La Emocionante Historia de Fernando Ruiz: Un Árbitro que Cumplió su Sueño
Un Encuentro Inesperado con el Ídolo
Con una mezcla de asombro y alegría, fernando Ruiz, conocido como «el árbitro de Villa Urquiza», observa los dos uniformes de árbitro que ha recibido. Las camisas amarilla y celeste flúor están perfectamente dobladas sobre su cama, sin una sola mancha. «La celeste es para el uso diario, mientras que la amarilla es para ocasiones especiales», explica con orgullo.
Fernando se hizo viral hace diez días al ser captado dirigiendo el tráfico en la intersección de Álvarez Thomas y Monroe. Su popularidad creció aún más tras un emotivo encuentro con su ídolo Nicolás lamolina,a quien había expresado admiración en una entrevista reciente con Clarín.

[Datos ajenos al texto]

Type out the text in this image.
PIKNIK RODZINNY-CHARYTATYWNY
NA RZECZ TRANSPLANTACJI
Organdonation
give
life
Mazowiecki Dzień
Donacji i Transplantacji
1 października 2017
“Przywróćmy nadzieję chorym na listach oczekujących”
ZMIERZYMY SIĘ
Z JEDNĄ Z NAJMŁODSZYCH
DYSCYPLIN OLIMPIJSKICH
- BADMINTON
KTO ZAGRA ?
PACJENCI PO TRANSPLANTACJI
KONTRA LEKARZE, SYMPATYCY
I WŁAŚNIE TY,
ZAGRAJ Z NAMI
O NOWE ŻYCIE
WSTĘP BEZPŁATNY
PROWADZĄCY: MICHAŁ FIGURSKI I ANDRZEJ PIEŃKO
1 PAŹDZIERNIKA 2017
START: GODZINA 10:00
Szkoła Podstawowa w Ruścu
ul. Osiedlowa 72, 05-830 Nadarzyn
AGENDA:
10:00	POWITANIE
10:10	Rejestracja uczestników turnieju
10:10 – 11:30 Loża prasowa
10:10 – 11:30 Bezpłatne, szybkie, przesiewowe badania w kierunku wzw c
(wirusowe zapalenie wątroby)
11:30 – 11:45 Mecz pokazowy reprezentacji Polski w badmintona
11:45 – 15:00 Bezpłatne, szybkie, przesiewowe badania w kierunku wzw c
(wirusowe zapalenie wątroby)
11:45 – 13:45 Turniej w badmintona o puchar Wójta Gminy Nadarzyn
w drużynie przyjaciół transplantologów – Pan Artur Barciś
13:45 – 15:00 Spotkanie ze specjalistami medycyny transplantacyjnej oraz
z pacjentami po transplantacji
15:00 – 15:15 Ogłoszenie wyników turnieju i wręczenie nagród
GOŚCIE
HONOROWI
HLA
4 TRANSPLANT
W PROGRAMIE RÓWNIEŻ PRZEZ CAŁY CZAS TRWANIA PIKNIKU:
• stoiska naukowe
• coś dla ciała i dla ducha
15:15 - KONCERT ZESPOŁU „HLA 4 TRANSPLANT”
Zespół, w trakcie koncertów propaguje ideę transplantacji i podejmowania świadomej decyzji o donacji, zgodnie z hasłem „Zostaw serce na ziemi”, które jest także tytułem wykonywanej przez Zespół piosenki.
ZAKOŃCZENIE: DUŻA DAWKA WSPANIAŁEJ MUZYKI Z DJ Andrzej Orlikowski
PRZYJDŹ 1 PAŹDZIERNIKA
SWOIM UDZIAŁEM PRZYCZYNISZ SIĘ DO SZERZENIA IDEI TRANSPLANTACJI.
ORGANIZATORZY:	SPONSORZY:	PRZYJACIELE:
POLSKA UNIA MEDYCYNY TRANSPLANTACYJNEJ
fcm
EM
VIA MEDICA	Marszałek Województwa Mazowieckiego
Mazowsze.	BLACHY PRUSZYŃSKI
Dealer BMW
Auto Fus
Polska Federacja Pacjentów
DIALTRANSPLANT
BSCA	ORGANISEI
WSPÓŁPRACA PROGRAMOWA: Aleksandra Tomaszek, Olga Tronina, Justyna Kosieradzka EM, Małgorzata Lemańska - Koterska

El Partido que cambió Todo
El jueves por la noche se llevó a cabo un emocionante partido entre Argentinos Juniors y Lanús, donde Lamolina fue el árbitro principal. Pablo Giménez, amigo cercano de Fernando y cuarto árbitro del encuentro, también estuvo presente. Giménez es conocido en Villa Urquiza por recorrer las calles vestido con su uniforme negro mientras busca partidos informales para dirigir. Los niños del barrio lo adoran; él se ha convertido en una figura emblemática.
Giménez tuvo la brillante idea de organizar un encuentro sorpresa entre Fernando y Lamolina antes del partido.»Le comenté a Nicolás sobre la nota en Clarín sin decirle nada a Fernando», relata Giménez. «Solo le pedí que viniera a mi casa alrededor de las seis porque tenía algo para entregarle».
Cuando llegó el momento esperado, todo estaba listo: “Estábamos conversando cuando vi llegar un auto”, recuerda Giménez emocionado. “Fernando no podía creerlo al ver bajar la ventanilla; su reacción fue increíble”.
La Reacción Inolvidable
Lamolina también compartió sus impresiones sobre este inesperado momento: “No esperaba esa reacción tan entusiasta”, comentó después del encuentro. Al enterarse del deseo ferviente de Fernando por conocerlo gracias a los videos virales donde lo mencionaba con admiración, decidió sorprenderlo personalmente.
“Me comprometí a visitarlo después de ver esos videos”, dice Lamolina mientras recuerda cómo organizó todo junto a Giménez para hacer realidad este sueño.
El día del partido llegó rápidamente; ambos profesionales coordinaron sus horarios para asegurarse de que todo saliera perfecto: “Te espero en casa antes del juego”, le dijo Giménez a Lamolina.
Cuando finalmente se encontraron frente a frente,la felicidad era palpable: “Nos abrazamos como si fuéramos amigos desde siempre”,relata lamolina emocionado al recordar ese instante especial.
Un Legado Más Allá del Fútbol
Durante su conversación íntima, fernando compartió detalles sobre cómo ayuda solidariamente en su comunidad como árbitro respetado y querido por todos los vecinos. Para retribuir esta amabilidad genuina hacia él, Lamolina le obsequió dos uniformes internacionales completos junto con tarjetas nuevas y otros accesorios relacionados al arbitraje.
“Es evidente que tiene un gran conocimiento sobre arbitraje; me habló apasionadamente acerca de figuras icónicas como Héctor Baldassi,” destaca Lamolina respecto al talento innato e interés profundo que muestra Fernando hacia esta profesión muchas veces menospreciada.
Por otro lado, Fernandito no puede contener su emoción al hablar sobre este memorable día: “Estoy eternamente agradecido tanto a Nicolás como a Pablo por hacer esto posible”. Asegura sentirse como si estuviera viviendo un sueño hecho realidad cuando vio llegar el auto donde estaba su ídolo.
«Fue uno de los momentos más felices de mi vida», confiesa entusiasmado mientras rememora cada detalle vivido durante ese breve pero significativo encuentro.
Reflexiones Finales
Lamolina concluye reflexionando sobre lo gratificante que fue presenciar esa felicidad pura emanada desde Fernandito: «Lo habitual sería pensar que ser árbitro trae descontento o críticas constantes; sin embargo hoy hemos demostrado lo contrario».
Fernando ya comparte esta anécdota única con todos sus conocidos en Villa Urquiza: «Esto es solo el comienzo,» afirma convencido mientras se despide apresuradamente porque está esperando cenar junto a sus padres tras haber vivido uno de los días más memorables hasta ahora.